Since its beginning, the CRC aims for the following overarching goal: Interdisciplinary, systematic development and proving of a tableau of methods and its justification for the analysis of script-bearing artefacts as a theory of material text cultures. Moreover, its implementation in historical-archaeological and philological studies.

On the way to this goal, the CRC 933 became a ‘laboratory of the humanities’,  which enables us to creatively combine premises, epistemological interests, subject areas and methods that normally operate separately from one another. By doing so, we want to generate new fields of research, enhanced analytical methods and significant new knowledge.

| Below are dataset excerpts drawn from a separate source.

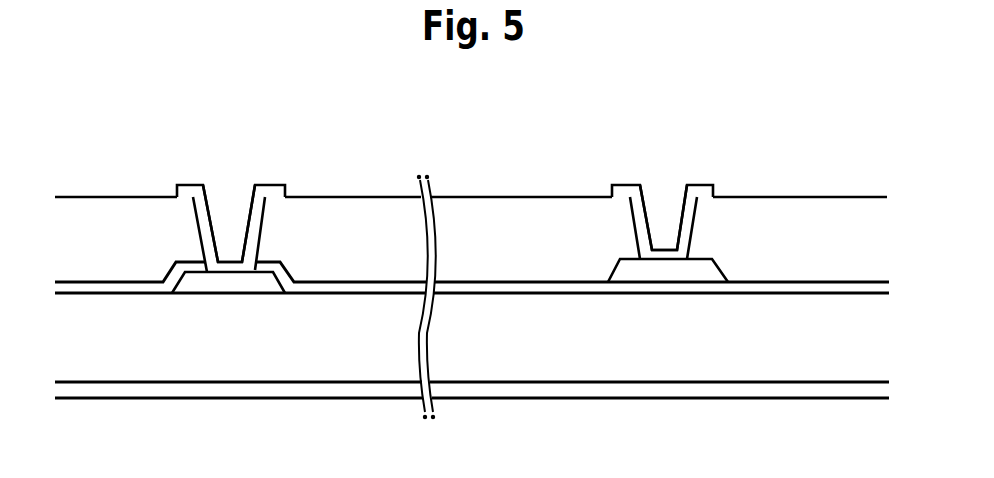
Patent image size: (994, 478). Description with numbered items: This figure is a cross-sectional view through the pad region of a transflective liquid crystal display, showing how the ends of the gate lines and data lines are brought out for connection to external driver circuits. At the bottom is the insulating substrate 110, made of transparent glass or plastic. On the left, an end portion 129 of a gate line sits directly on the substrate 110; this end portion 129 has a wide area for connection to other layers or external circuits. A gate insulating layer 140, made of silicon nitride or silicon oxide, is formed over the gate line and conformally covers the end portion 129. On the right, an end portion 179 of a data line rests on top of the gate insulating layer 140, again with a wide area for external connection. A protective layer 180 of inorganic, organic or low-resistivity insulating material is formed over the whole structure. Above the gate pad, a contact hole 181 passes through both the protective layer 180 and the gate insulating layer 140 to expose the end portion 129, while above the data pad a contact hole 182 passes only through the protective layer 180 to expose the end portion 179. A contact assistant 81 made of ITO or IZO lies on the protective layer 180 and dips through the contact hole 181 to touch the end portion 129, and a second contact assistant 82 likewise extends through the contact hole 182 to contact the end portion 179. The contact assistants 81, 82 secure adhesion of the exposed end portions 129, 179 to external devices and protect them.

The insulating substrate 110 is at (165, 388).
The end portions of the gate lines 129 is at (228, 285).
The gate insulating layer 140 is at (310, 283).
The end portions of the data lines 179 is at (647, 268).
The protective layer 180 is at (520, 255).
The contact holes 181 is at (200, 231).
The contact holes 182 is at (636, 231).
The contact assistant 81 is at (267, 190).
The contact assistant 82 is at (699, 190).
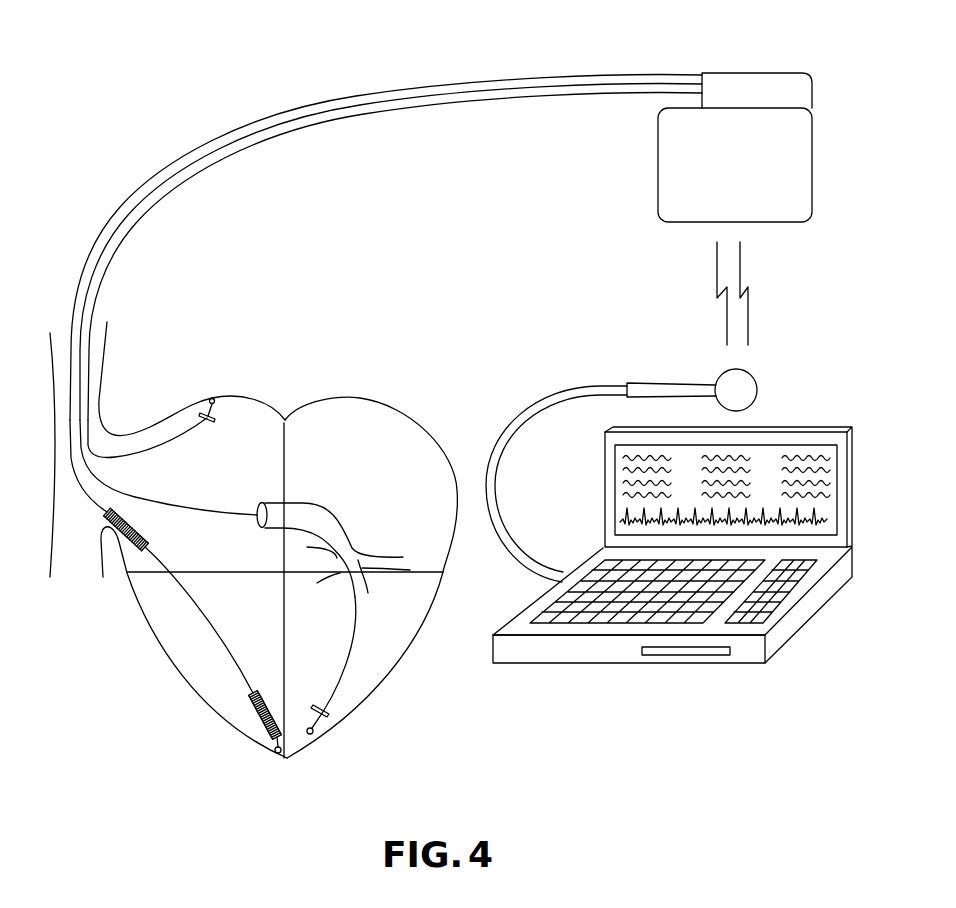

One of the CRC’s central goals is to gather and make available qualified data (TP INF, cf. for data base presentations). For us it is of upmost importance to systematically reflect possible future use cases (cf. the CRC’s data management plan). Also, systematically diffusing the CRC’s research results to several target groups is a main objective which is planned and carried out by the subproject “Public Relations”.

The CRC has been funded since 2011 by the German Research Foundation. Around 70 scientists coming from 18 different disciplines of the humanities at Heidelberg University and at Heidelberg College for Jewish Studies participate in the CRC’s activities. In May 2019 the German Research Foundation granted a third funding period until 2023.